Я-то ждал, когда меня отправят на медосмотры. В вузы, в техникумы. Вот что меня манило. Ставить клизмы нежным красавицам. Вытирать губки их «ротиков» марлевыми тампонами. А крючочки? Шпатели? Пинцеты?! Вместо этого я имел дело с сорокалетними закомплексованными прихожанками местной православной церкви. Их даже клизма не разбудит.
Меня отправили на периферию, в районную больницу. Моя профессия духовно старит человека. И так уж эта работа устроена, что к самому интересному ты сможешь получить доступ только тогда, когда оно уже станет абсолютно непривлекательным. Мои глаза постарели на этой работе, а сердце покрылось илом. И что с того, что теперь у меня были и клизмы старшеклассницам, и аборты пенсионеркам? Ничего.
Вика меряет меня взглядом и с пониманием кивает.
– А потом… знаешь… потом совсем другими глазами посмотрел на свою профессию. Совсем другими. Я представил себе, что я повар и имею дело с моллюсками. Без гадливости, без ажиотажа – но и без паники. Моя профессия меняет человека.
Вздыхаю, и Вика будто чувствует всю тяжесть креста, который несут гинекологи.
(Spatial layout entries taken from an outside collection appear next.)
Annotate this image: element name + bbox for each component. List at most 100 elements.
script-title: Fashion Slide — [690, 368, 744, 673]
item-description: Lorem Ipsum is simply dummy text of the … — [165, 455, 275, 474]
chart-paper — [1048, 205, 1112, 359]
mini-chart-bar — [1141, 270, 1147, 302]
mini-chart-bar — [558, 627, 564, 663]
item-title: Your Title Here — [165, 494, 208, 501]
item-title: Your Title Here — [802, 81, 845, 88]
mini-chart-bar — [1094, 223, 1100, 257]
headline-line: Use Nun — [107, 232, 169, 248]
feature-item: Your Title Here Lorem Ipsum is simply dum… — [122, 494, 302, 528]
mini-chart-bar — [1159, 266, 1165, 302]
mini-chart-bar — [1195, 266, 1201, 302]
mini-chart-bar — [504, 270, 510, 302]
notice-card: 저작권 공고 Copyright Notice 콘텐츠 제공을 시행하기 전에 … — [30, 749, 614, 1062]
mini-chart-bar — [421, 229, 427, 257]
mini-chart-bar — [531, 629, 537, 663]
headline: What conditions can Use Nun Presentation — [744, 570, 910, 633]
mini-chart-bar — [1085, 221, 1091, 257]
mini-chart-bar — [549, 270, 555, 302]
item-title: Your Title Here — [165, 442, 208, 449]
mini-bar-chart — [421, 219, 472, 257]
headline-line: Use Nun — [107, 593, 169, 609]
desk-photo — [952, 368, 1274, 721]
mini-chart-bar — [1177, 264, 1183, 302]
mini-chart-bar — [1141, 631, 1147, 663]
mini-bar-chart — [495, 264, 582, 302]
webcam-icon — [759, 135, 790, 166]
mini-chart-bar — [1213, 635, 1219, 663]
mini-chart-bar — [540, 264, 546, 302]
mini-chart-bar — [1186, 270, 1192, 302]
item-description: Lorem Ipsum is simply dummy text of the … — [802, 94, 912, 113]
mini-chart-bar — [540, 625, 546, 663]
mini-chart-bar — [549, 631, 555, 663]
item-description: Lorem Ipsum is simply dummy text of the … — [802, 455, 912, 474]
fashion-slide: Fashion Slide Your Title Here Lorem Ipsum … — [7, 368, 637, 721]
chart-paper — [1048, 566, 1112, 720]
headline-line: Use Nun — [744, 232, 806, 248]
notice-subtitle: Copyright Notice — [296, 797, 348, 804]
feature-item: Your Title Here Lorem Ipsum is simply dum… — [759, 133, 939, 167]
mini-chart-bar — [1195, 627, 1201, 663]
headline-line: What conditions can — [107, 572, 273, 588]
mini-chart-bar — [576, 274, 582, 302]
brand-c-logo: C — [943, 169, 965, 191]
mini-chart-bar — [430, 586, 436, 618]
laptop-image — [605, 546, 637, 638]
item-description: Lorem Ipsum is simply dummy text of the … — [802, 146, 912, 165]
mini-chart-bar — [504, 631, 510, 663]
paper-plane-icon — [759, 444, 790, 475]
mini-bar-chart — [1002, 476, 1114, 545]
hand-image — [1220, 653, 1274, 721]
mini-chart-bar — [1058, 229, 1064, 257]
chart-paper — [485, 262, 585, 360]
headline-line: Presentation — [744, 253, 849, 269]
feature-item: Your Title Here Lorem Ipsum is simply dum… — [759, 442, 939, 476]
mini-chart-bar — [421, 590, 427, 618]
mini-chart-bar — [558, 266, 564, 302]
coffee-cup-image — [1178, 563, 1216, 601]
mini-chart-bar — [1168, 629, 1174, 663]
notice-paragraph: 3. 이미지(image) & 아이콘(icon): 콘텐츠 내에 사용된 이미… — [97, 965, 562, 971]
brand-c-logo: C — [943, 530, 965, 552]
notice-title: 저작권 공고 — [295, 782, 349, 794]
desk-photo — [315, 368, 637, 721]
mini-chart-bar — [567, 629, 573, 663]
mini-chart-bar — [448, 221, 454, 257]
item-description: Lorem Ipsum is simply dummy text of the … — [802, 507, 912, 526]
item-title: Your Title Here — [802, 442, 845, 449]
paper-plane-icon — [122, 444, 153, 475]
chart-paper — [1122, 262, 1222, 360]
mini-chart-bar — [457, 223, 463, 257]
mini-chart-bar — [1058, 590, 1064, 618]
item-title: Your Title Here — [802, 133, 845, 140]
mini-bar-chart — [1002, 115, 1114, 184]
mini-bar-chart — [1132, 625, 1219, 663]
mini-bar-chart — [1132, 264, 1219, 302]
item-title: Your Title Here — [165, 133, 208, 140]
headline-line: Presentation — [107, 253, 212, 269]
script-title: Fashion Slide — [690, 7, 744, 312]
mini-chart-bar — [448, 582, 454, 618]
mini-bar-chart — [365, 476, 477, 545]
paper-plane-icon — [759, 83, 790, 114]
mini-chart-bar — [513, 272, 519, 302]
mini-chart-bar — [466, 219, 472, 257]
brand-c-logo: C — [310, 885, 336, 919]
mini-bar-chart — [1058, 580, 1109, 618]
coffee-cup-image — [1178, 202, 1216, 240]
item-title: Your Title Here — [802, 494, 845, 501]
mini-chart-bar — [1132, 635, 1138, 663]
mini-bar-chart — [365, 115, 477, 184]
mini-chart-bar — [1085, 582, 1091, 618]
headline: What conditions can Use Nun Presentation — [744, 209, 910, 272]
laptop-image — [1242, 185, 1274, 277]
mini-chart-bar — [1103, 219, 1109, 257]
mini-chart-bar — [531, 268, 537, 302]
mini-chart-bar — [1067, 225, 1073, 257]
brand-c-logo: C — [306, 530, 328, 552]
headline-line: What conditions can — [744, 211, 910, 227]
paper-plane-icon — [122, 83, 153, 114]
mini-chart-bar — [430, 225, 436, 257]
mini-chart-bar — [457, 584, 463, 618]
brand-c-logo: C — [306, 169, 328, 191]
– Да, гинекология меняет людей, особенно мужчин. Как правило, в не слишком хорошую сторону. Это как радиация. Сначала весело – счетчик трещит, сердечко колотится, а потом бац – и отвалилось. И нигде ничто не шевельнется, не затрепещет. Ну, ты понимаешь, о чем я. У женщин этого нет, у вас всё по-другому.
– Вместо того, – продолжаю, – чтобы возлюбить девушек всей душой и сердцем, я наоборот. Я замкнулся, стал бирюком, перестал мыть голову. Я знал: у каждой дамы между ног живет моллюск. И, глядя на контуры женского лица, на разрез губ, на форму скул, на нос, на подбородок, я в деталях мог спрогнозировать, какой будет мантия у моллюска. Предчувствовал, ясным или темным будет его глубоководный взгляд, а также предрасположена ли дама к грибковым заболеваниям.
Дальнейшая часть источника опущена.